India is a developing economy and the rise in prices is inevitable in a developing economy. The programs of economic development generate large employment and income. These increase the demand for consumer goods and services.
There has been a sharp increase in the price of essential commodities in the past few years and is really been a matter of great concern. Inflation is a rise in prices and wages caused by an increase in the money supply and demand for goods, and services resulting in a fall in the value of money. Limited inflation contributes to economic growth. But for some time now, the level of inflation has gone far beyond acceptable limits. This has caused harassment to the common man.
The standard of living of the common people is closely linked to the nation’s economic status. Black-marketing and scarcity of essential commodities are both causes and effects of rising prices. Corrupt traders try to earn money to be indulging in malpractices. They sometimes create an artificial shortage, like in ration shops and deny the consumers their due. Corruption, in all its forms, fuel price rise.

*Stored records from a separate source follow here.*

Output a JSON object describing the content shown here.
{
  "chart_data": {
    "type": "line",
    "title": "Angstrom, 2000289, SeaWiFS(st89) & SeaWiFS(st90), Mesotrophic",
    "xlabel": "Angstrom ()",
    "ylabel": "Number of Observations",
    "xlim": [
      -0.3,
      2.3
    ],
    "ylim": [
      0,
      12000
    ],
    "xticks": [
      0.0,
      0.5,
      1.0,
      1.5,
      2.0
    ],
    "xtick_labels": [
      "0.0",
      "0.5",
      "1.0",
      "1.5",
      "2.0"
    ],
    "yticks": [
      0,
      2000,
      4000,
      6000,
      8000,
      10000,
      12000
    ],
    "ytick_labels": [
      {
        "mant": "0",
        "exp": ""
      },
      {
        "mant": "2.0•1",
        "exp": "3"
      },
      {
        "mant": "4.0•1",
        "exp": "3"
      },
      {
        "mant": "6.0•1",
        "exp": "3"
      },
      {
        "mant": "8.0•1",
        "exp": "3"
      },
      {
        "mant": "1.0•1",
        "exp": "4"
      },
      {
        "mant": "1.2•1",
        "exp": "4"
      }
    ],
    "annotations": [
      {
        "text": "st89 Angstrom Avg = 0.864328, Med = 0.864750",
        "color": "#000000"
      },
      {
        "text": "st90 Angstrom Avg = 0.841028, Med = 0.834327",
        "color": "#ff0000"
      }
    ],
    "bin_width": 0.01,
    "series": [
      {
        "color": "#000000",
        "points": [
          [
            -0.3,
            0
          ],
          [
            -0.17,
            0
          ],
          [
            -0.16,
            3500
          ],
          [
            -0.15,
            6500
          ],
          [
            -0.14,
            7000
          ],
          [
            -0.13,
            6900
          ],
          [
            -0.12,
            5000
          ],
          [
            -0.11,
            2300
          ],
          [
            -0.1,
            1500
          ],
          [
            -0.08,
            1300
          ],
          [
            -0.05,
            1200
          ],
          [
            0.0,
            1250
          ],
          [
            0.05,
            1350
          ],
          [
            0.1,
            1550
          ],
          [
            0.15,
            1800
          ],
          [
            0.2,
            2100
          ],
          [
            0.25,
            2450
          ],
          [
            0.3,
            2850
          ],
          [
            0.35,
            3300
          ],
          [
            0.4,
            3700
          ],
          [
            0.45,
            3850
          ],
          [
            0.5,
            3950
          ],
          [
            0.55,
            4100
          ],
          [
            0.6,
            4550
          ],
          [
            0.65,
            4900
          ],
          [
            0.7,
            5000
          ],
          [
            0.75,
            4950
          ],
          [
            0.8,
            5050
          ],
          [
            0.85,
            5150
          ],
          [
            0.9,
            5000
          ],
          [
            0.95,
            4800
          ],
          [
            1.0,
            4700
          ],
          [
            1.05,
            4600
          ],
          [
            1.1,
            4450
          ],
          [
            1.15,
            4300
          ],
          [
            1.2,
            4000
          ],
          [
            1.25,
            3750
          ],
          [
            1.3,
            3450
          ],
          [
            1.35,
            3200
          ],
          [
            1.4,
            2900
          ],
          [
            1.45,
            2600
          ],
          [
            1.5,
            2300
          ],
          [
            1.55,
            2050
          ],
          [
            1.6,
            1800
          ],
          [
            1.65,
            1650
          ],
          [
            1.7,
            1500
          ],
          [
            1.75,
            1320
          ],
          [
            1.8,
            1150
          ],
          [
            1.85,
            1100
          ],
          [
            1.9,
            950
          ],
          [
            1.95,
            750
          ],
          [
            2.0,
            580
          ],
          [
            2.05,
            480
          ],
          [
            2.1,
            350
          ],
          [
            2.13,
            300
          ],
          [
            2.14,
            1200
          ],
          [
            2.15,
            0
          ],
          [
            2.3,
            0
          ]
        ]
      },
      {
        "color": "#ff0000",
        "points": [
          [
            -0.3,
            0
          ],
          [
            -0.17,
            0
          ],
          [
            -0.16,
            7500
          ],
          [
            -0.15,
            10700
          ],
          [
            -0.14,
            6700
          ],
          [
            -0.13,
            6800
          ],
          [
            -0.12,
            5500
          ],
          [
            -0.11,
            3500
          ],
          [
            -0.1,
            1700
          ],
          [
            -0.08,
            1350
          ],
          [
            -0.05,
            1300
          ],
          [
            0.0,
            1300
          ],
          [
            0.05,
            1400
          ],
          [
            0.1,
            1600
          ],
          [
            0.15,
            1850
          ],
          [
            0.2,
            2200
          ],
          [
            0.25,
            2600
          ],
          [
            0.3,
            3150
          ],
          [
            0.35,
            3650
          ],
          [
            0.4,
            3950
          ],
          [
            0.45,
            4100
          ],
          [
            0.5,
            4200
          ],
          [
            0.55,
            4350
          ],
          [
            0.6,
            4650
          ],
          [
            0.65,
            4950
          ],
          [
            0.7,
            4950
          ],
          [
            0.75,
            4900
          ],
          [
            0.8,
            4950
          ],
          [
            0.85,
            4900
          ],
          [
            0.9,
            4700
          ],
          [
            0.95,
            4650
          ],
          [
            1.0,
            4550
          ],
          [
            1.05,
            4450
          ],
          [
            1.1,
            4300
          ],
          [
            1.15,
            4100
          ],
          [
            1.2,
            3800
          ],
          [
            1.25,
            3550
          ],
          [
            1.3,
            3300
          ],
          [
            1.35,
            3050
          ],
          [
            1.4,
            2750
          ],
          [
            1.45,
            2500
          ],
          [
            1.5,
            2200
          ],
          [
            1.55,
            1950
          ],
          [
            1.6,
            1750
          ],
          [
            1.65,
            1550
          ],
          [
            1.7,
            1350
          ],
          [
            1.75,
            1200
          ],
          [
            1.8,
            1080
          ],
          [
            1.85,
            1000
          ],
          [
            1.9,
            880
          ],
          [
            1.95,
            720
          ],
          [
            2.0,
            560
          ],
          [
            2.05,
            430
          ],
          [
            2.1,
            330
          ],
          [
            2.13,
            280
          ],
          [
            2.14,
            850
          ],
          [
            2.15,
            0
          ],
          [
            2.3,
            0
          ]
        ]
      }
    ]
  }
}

The alarming rise in population is another factor for the rise in prices. India is the second most populated country in the world with a population of more than one billion. In spite of the considerable developments in all sectors since Independence, conditions of scarcity still prevail due to overpopulation.
The majority of the people of India belong to the poorer sections. The Government should take measures to tackle the menace of price rise at the earliest. The consumers should be guided about their right and privileges. They should be made aware of the prevalent corrupt practices. The public distribution system is strengthened. Corrupt officials should be brought to book. Effective steps should be taken to increase production in all sectors. The rise in the population should be checked to reduce the demand and pressure on our limited resources.
The rise in prices gives rise to economic disparities. It widens the gap between the rich and the poor. Due to soaring prices, even two square meals are getting beyond the reach of the poor. A democracy cannot flourish or function in such a condition. However, some steps taken by the Central Government has given relief to the common people. Implementation of Mahatma Gandhi National Rural Employment Guarantee Act and Food Security Bill are some of the necessary steps.
There is a testimony to the fact of how the rise in prices leaves a great impact on the common man’s mind. In, 1990s, the sudden and sharp increase in the price of onions brought about the downfall of one State Government. A similar rise to the price of sugar brought down another. Continuous price hike may lead to anarchy – a complete failure of all government and official systems. Effective steps must be taken to solve the problem of price-hike. The government’s mounting administrative expenditure should be curtailed.
Rising prices spare neither the rich nor the poor. Rising prices have given rise to widespread distress among the fixed income groups, viz., wage earners and the salaried classes. The Central and State Government often blame each other for the rise in prices. The drop in agricultural production during the last couple of years has resulted in the shortage and non-availability of food items, which hit the economically weaker sections of the society the most.
The government aims to ensure food safety for rural household and urban areas and include both below poverty-line and above-poverty line families. Ushering in a new era in the domain of food safety, the Food Safety and Standard Act of 2006 came into force in India which will ensure prevention of fraudulent, deceptive or unfair trade practices, which harm the customer through the provision of sub-standard gains.
Food prices are cyclical in nature, and a sharp increase in food prices has been a cause of concern. A significant part of this inflation is due to supply-side bottlenecks in some of the essential commodities, precipitated by the delayed monsoon and drought conditions in some parts of the country. India cannot be immune to global price situations, especially when a significant proportion of the country’s requirement of oil is met through imports.
For food prices to stabilize or to be brought down, agriculture production would have to be given top priority. Incentives for the farmer, subsidies for fertilizer and seeds and remunerative rates for farm produce may help to increase the yield. Availability of easy loans to help mechanize the farming may also help to increase food production.
The middleman, who makes hay while the farmer suffers, may either be removed or his role minimized. Prices of food items multiply many a time when they leave the field and reach the common consumer through the street hawkers. Severe action against hoarders, who pile stocks, while the common man suffers must also be taken care. Forward trading in food items must be banned. If these steps are taken sincerely by the Central and State Governments, the common man may be spared the pangs of rising prices.